Add controls to container

The Container has a controls argument, where you can define container-specific controls to group related components for better interaction. Controls can only target components inside their own container.

Here are a few cases where you might want to use controls within a Container:

  • displaying multiple datasets on the same page
  • isolating container-specific data without affecting the rest of the page
  • providing detailed views that don't influence page-level data

Container with controls

import vizro.models as vm
import vizro.plotly.express as px
from vizro import Vizro

iris = px.data.iris()
gapminder = px.data.gapminder()

page = vm.Page(
    title="Containers with controls",
    layout=vm.Grid(grid=[[0, 1]]),
    components=[
        vm.Container(
            title="Container with gapminder data",
            components=[vm.Graph(id="bar_chart", figure=px.bar(gapminder, x="country", y="gdpPercap"))],
            controls=[vm.Filter(column="continent", selector=vm.RadioItems())],
        ),
        vm.Container(
            title="Container with iris data",
            components=[vm.Graph(figure=px.box(iris, x="species", y="sepal_length", color="species"))],
            controls=[vm.Filter(column="species", selector=vm.Checklist())],
        )
    ],
)

dashboard = vm.Dashboard(pages=[page])
Vizro().build(dashboard).run()

Run and edit this code in Py.Cafe

# Still requires a .py to add data to the data manager and parse YAML configuration
# See yaml_version example
pages:
  - title: Containers with controls
    layout:
      grid: [[0, 1]]
      type: grid
    components:
      - type: container
        title: Container with gapminder data
        components:
          - type: graph
            figure:
              _target_: bar
              data_frame: gapminder
              x: country
              y: gdpPercap
        controls:
          - column: continent
            selector:
              type: radioitems
            type: filter
      - type: container
        title: Container with iris data
        components:
          - type: graph
            figure:
              _target_: box
              data_frame: iris
              x: species
              y: sepal_length
              color: species
        controls:
          - column: species
            selector:
              type: checklist
            type: filter

ContainerWithControls

Container styles

When you have multiple adjacent containers with controls, consider using styled containers to make the separations between sections of your page clear.

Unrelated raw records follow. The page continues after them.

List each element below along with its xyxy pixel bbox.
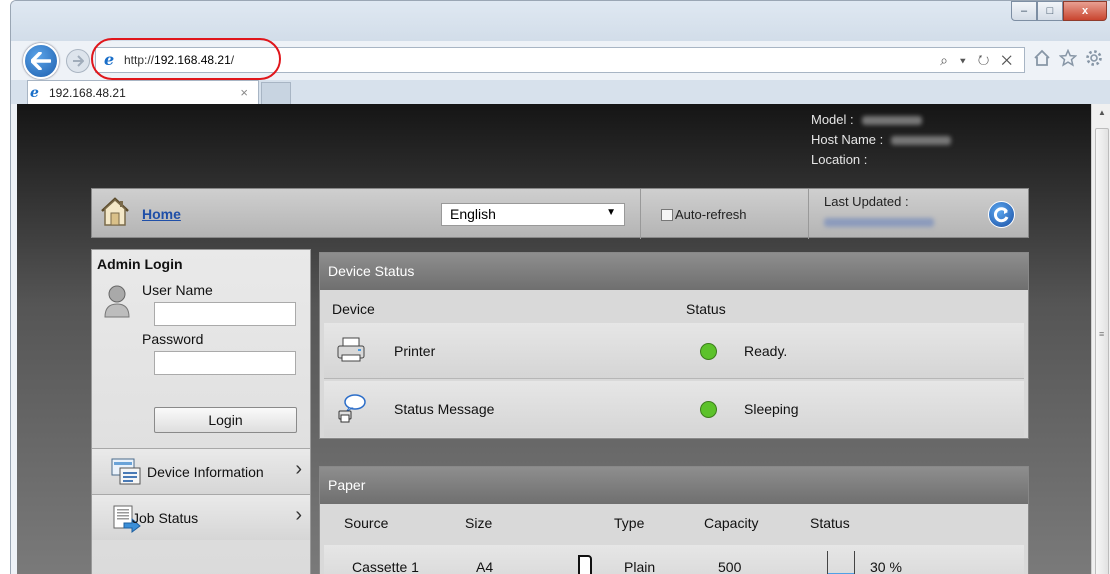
- host-value-redacted: [891, 136, 952, 146]
- auto-refresh[interactable]: Auto-refresh: [661, 207, 747, 222]
- new-tab-button[interactable]: [261, 82, 291, 104]
- password-label: Password: [142, 331, 204, 347]
- model-label: Model :: [811, 112, 854, 127]
- language-select[interactable]: English ▼: [441, 203, 625, 226]
- settings-gear-icon[interactable]: [1085, 49, 1103, 67]
- status-message-icon: [338, 394, 366, 423]
- tab-title: 192.168.48.21: [49, 85, 126, 100]
- maximize-button[interactable]: □: [1037, 1, 1063, 21]
- menu-label: Job Status: [132, 510, 199, 526]
- browser-toolbar-icons: [1033, 49, 1103, 67]
- device-name: Printer: [394, 343, 436, 359]
- status-indicator-icon: [700, 343, 717, 360]
- chevron-right-icon: ›: [295, 504, 302, 526]
- paper-capacity: 500: [718, 559, 742, 574]
- top-navigation: Home English ▼ Auto-refresh Last Updated…: [91, 188, 1029, 239]
- divider: [640, 189, 641, 239]
- paper-row-cassette-1: Cassette 1 A4 Plain 500 30 %: [324, 545, 1024, 574]
- admin-login-title: Admin Login: [97, 256, 183, 272]
- status-indicator-icon: [700, 401, 717, 418]
- username-input[interactable]: [154, 302, 296, 326]
- dropdown-arrow-icon: ▼: [606, 207, 616, 218]
- device-row-status-message: Status Message Sleeping: [324, 381, 1024, 437]
- device-name: Status Message: [394, 401, 495, 417]
- tab-close-icon[interactable]: ×: [240, 85, 248, 100]
- scroll-thumb[interactable]: ≡: [1095, 128, 1109, 574]
- ie-tab-icon: e: [30, 84, 39, 101]
- refresh-icon[interactable]: [988, 201, 1015, 228]
- menu-item-device-information[interactable]: Device Information ›: [92, 448, 310, 494]
- address-tools[interactable]: ⌕ ▾ ↻ ✕: [940, 52, 1016, 69]
- title-bar: – □ x: [11, 1, 1110, 41]
- minimize-button[interactable]: –: [1011, 1, 1037, 21]
- auto-refresh-checkbox[interactable]: [661, 208, 673, 221]
- column-header-type: Type: [614, 515, 645, 531]
- tab-bar: e 192.168.48.21 ×: [11, 80, 1110, 104]
- left-panel: Admin Login User Name Password Login Dev…: [91, 249, 311, 574]
- browser-window: – □ x e http://192.168.48.21/ ⌕ ▾ ↻ ✕ e …: [10, 0, 1110, 574]
- paper-title: Paper: [320, 467, 1028, 504]
- column-header-size: Size: [465, 515, 493, 531]
- column-header-status: Status: [686, 301, 726, 317]
- page-content: Model : Host Name : Location : Home Engl…: [17, 104, 1091, 574]
- column-header-source: Source: [344, 515, 389, 531]
- model-value-redacted: [861, 116, 922, 126]
- location-row: Location :: [811, 150, 951, 170]
- paper-type: Plain: [624, 559, 656, 574]
- favorites-star-icon[interactable]: [1059, 49, 1077, 67]
- auto-refresh-label: Auto-refresh: [675, 207, 747, 222]
- chevron-right-icon: ›: [295, 458, 302, 480]
- forward-arrow-icon[interactable]: [66, 49, 90, 73]
- printer-icon: [337, 337, 365, 362]
- last-updated-label: Last Updated :: [824, 194, 909, 209]
- forward-arrow-glyph: [73, 55, 84, 67]
- password-input[interactable]: [154, 351, 296, 375]
- paper-status: 30 %: [870, 559, 902, 574]
- scroll-grip-icon: ≡: [1099, 329, 1105, 339]
- back-arrow-icon[interactable]: [23, 43, 59, 79]
- scroll-up-arrow-icon[interactable]: ▲: [1098, 108, 1106, 117]
- vertical-scrollbar[interactable]: ▲ ≡: [1091, 104, 1110, 574]
- paper-sheet-icon: [578, 555, 592, 574]
- menu-item-job-status[interactable]: Job Status ›: [92, 494, 310, 540]
- home-icon[interactable]: [1033, 49, 1051, 67]
- menu-label: Device Information: [147, 464, 264, 480]
- language-selected: English: [450, 206, 496, 222]
- close-window-button[interactable]: x: [1063, 1, 1107, 21]
- login-button[interactable]: Login: [154, 407, 297, 433]
- user-avatar-icon: [104, 285, 130, 318]
- paper-size: A4: [476, 559, 494, 574]
- divider: [808, 189, 809, 239]
- device-status-value: Sleeping: [744, 401, 799, 417]
- column-header-capacity: Capacity: [704, 515, 759, 531]
- device-info: Model : Host Name : Location :: [811, 110, 952, 170]
- device-status-panel: Device Status Device Status Printer Read…: [319, 252, 1029, 439]
- host-row: Host Name :: [811, 130, 952, 150]
- username-label: User Name: [142, 282, 213, 298]
- device-row-printer: Printer Ready.: [324, 323, 1024, 379]
- model-row: Model :: [811, 110, 951, 130]
- paper-source: Cassette 1: [352, 559, 419, 574]
- host-label: Host Name :: [811, 132, 884, 147]
- device-status-title: Device Status: [320, 253, 1028, 290]
- url-highlight-circle: [91, 38, 281, 80]
- last-updated-value-redacted: [824, 218, 934, 227]
- back-arrow-glyph: [31, 52, 51, 70]
- browser-tab[interactable]: e 192.168.48.21 ×: [27, 80, 259, 104]
- location-label: Location :: [811, 152, 868, 167]
- device-information-icon: [111, 458, 141, 485]
- refresh-glyph: [993, 206, 1008, 222]
- column-header-status: Status: [810, 515, 850, 531]
- device-status-value: Ready.: [744, 343, 788, 359]
- paper-panel: Paper Source Size Type Capacity Status C…: [319, 466, 1029, 574]
- last-updated: Last Updated :: [824, 194, 934, 227]
- home-link[interactable]: Home: [142, 206, 181, 222]
- home-house-icon[interactable]: [99, 196, 131, 228]
- column-header-device: Device: [332, 301, 375, 317]
- paper-level-gauge: [827, 551, 855, 574]
- window-controls: – □ x: [1011, 1, 1107, 21]
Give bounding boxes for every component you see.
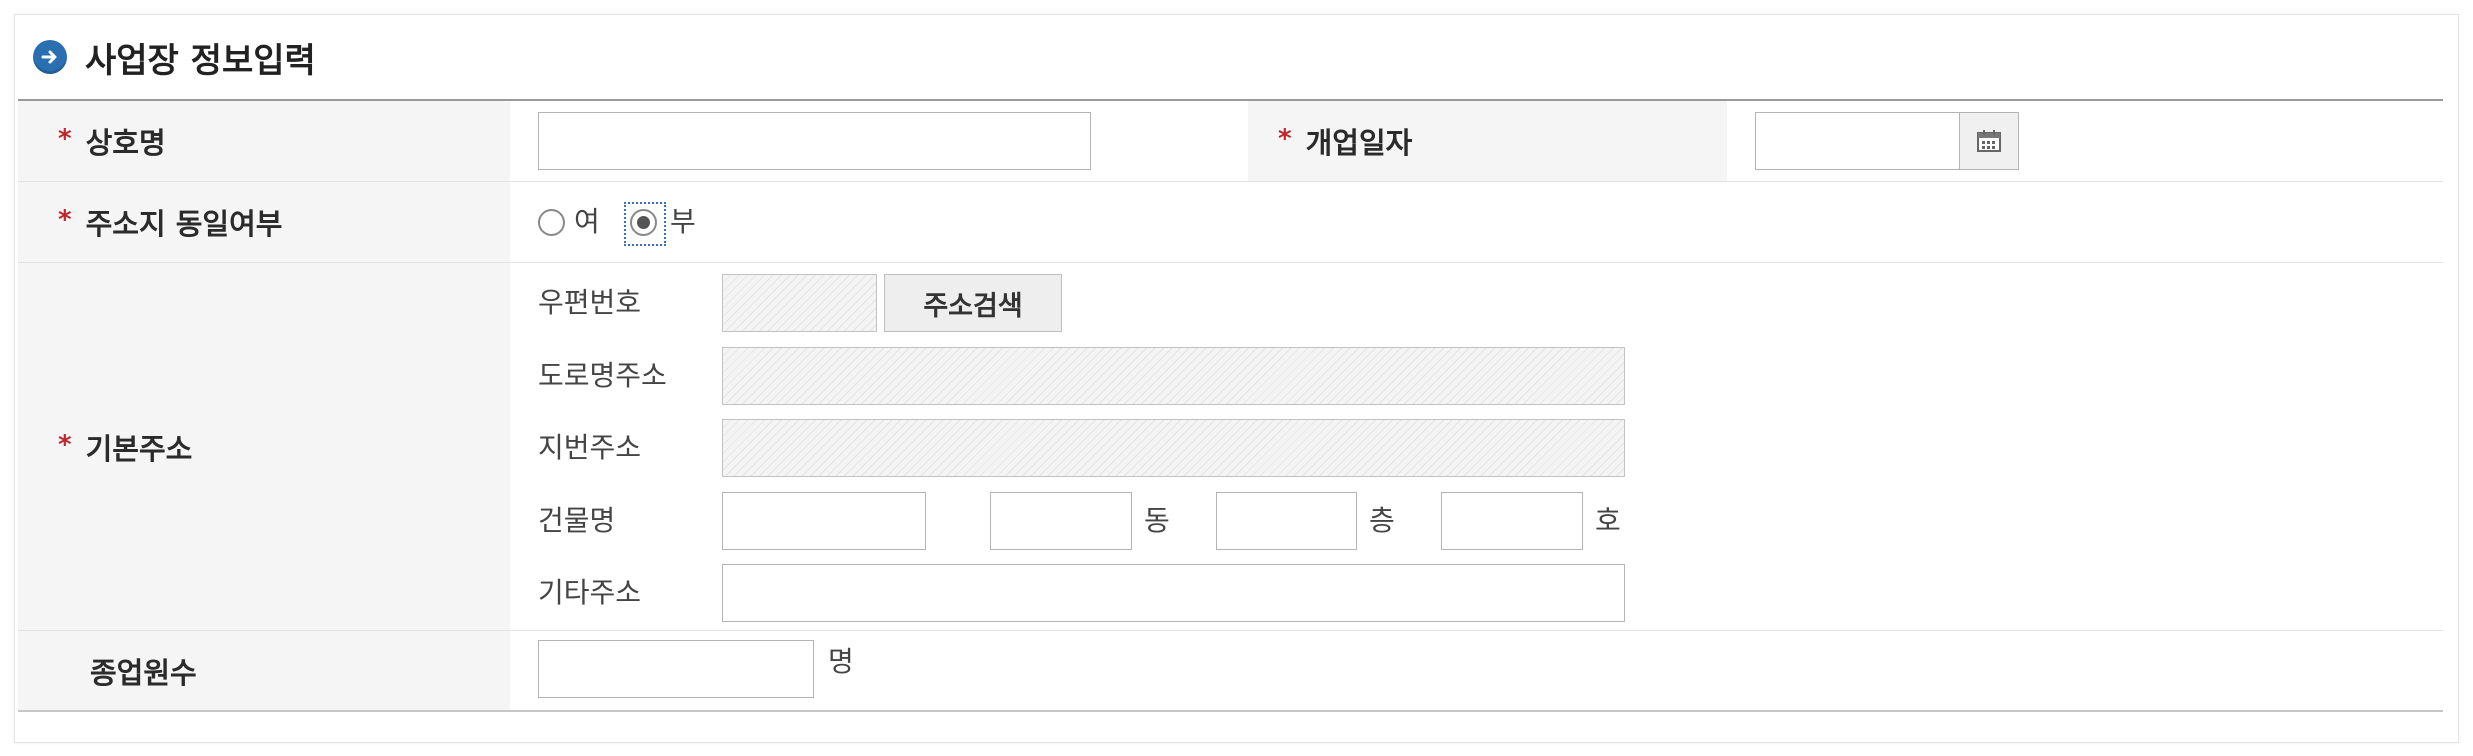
required-mark: *: [58, 429, 72, 460]
base-address-label: 기본주소: [85, 431, 193, 466]
trade-name-input[interactable]: [538, 112, 1091, 170]
opening-date-input[interactable]: [1755, 112, 1961, 170]
building-input[interactable]: [722, 492, 926, 550]
opening-date-label: 개업일자: [1305, 126, 1413, 160]
trade-name-cell: [510, 101, 1248, 181]
radio-yes[interactable]: [538, 209, 565, 236]
employees-input[interactable]: [538, 640, 814, 698]
row-same-address: * 주소지 동일여부 여 부: [18, 182, 2443, 263]
room-input[interactable]: [1441, 492, 1583, 550]
radio-no[interactable]: [630, 209, 657, 236]
lot-address-input: [722, 419, 1625, 477]
floor-input[interactable]: [1216, 492, 1357, 550]
section-title: 사업장 정보입력: [85, 40, 316, 81]
address-search-button[interactable]: 주소검색: [884, 274, 1062, 332]
row-trade-name: * 상호명 * 개업일자: [18, 101, 2443, 182]
required-mark: *: [1278, 124, 1292, 154]
employees-cell: 명: [510, 631, 2443, 710]
lot-address-label: 지번주소: [538, 431, 642, 464]
employees-label: 종업원수: [90, 655, 197, 690]
row-employees: 종업원수 명: [18, 631, 2443, 710]
trade-name-label: 상호명: [85, 126, 166, 160]
road-address-input: [722, 347, 1625, 405]
base-address-header: * 기본주소: [18, 263, 510, 630]
required-mark: *: [58, 124, 72, 154]
row-base-address: * 기본주소 우편번호 주소검색 도로명주소 지번주소 건물명 동 층 호 기타…: [18, 263, 2443, 631]
business-info-form: * 상호명 * 개업일자 * 주소지 동일여부 여 부 * 기본주소 우편번호 …: [18, 99, 2443, 712]
road-address-label: 도로명주소: [538, 359, 667, 392]
building-label: 건물명: [538, 504, 616, 537]
dong-input[interactable]: [990, 492, 1132, 550]
opening-date-cell: [1727, 101, 2443, 181]
postal-code-label: 우편번호: [538, 286, 642, 319]
calendar-icon: [1977, 130, 2001, 152]
same-address-label: 주소지 동일여부: [85, 207, 283, 241]
radio-no-label: 부: [670, 205, 696, 238]
other-address-label: 기타주소: [538, 576, 642, 609]
trade-name-header: * 상호명: [18, 101, 510, 181]
other-address-input[interactable]: [722, 564, 1625, 622]
arrow-circle-icon: [33, 40, 67, 74]
opening-date-header: * 개업일자: [1248, 101, 1727, 181]
dong-unit: 동: [1144, 504, 1170, 537]
calendar-button[interactable]: [1959, 112, 2019, 170]
section-header: 사업장 정보입력: [33, 37, 316, 81]
employees-header: 종업원수: [18, 631, 510, 710]
room-unit: 호: [1595, 504, 1621, 537]
employees-unit: 명: [828, 645, 854, 678]
base-address-cell: 우편번호 주소검색 도로명주소 지번주소 건물명 동 층 호 기타주소: [510, 263, 2443, 630]
required-mark: *: [58, 205, 72, 235]
radio-yes-label: 여: [574, 205, 600, 238]
floor-unit: 층: [1369, 504, 1395, 537]
postal-code-input: [722, 274, 877, 332]
same-address-cell: 여 부: [510, 182, 2443, 262]
same-address-header: * 주소지 동일여부: [18, 182, 510, 262]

Containers with controls also work with collapsible containers and inside nested containers.

The extra argument

The Container is based on the underlying Dash component dbc.Container. Using the extra argument you can pass extra arguments to dbc.Container in order to alter it beyond the chosen defaults.

Note

Using extra is a quick and flexible way to alter a component beyond what Vizro offers. However, it is not a part of the official Vizro schema and the underlying implementation details may change. If you want to guarantee that your apps keep running, we recommend that you pin your Vizro version.

For examples of how to use the extra argument, see an example in the documentation of Card.